The Academy supports a sustained shift in health care delivery to prioritize population and preventive health care. Specific language for food insecurity would provide a much needed opportunity to integrate food security strategies into the broader health care movement to address social determinants of health. Helping individuals avoid food insecurity or addressing it earlier in its cycle (which could be accomplished with suggested and clarified code Z59.41 Lack of adequate nourishing food) would permit more cost-effective approaches to disease prevention and treatment given the association of food insecurity with an increased risk for malnutrition, poor health, and chronic disease. These proposed revisions to the ICD-10-CM would support screening and measurement of food security status in all settings, referral (and tracking of such referrals) to appropriate health care and community-based resources, communication of food insecurity information to stakeholders, and provision of appropriate nutrition care by RDNs.

Thank you for the opportunity to provide the Academy's comments in support of the request submitted by Blue Cross Blue Shield of Vermont and the Yale School of Nursing for new ICD-10-CM codes related to food insecurity. We see their approval as an important and necessary step forward in understanding and addressing this key social determinant of health. Please do not hesitate to contact Jeanne Blankenship by phone at 312/899-1730 or by email at or Marsha Schofield at 312/899-1762 or by email at with any questions or requests for additional information.

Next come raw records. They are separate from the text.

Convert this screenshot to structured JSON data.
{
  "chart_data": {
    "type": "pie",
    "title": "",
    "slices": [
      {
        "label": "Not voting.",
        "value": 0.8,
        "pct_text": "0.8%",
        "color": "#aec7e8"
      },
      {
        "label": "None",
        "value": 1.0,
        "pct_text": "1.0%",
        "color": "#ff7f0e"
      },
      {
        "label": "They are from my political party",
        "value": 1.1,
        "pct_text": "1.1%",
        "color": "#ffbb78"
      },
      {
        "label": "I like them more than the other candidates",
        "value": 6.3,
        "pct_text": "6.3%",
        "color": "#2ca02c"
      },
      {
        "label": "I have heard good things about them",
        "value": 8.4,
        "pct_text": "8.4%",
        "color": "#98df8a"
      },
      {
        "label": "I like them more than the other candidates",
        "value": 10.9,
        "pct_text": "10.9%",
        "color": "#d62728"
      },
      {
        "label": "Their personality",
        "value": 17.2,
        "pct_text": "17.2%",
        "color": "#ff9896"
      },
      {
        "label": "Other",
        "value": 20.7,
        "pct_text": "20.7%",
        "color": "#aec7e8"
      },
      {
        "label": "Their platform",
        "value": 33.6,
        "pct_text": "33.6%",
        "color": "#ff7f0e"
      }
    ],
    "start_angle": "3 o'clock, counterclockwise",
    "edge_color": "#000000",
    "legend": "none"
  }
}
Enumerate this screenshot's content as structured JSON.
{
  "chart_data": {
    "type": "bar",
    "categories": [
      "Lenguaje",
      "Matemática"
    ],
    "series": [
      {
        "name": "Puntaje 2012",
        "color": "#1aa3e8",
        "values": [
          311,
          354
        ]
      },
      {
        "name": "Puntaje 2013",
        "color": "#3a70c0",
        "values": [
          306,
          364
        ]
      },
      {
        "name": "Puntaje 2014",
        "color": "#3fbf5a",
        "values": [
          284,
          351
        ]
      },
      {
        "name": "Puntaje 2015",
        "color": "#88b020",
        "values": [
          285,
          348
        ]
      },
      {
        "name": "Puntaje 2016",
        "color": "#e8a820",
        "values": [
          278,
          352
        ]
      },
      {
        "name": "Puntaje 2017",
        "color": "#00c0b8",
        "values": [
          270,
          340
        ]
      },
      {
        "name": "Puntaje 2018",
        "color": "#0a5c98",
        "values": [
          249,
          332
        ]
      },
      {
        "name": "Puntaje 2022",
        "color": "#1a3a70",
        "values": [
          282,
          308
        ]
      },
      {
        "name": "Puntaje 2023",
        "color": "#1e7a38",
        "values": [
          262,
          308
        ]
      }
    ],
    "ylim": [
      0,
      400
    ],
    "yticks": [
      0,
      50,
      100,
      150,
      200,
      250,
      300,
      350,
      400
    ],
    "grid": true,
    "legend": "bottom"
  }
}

Jeanne Blankenship, MS, RDN
Vice President, Policy Initiatives & Advocacy
Academy of Nutrition and Dietetics

Marsha Schofield, MS, RD, LD, FAND
Senior Director, Governance
Academy of Nutrition and Dietetics

Ben Atkinson, MS, RDN, CD
Chairman, 2018-2019
Interoperability and Standards Committee
Academy of Nutrition and Dietetics

Lois Hill, MS, RD, LD, LDE
Policy & Advocacy Leader
Renal Dietitians Practice Group
Academy of Nutrition and Dietetics

1 The Academy has approved the optional use of the credential "registered dietitian nutritionist (RDN)" by "registered dietitians (RDs)" to more accurately convey who they are and what they do as the nation's food and nutrition experts. The RD and RDN credentials have identical meanings and legal trademark definitions.

2 Holben, D. H., & Marshall, M. B. (2017). Position of the academy of nutrition and dietetics: Food insecurity in the united states. Journal of the Academy of Nutrition and Dietetics, 117, 1991-2002. doi:10.1016/j.jand.2017.09.027.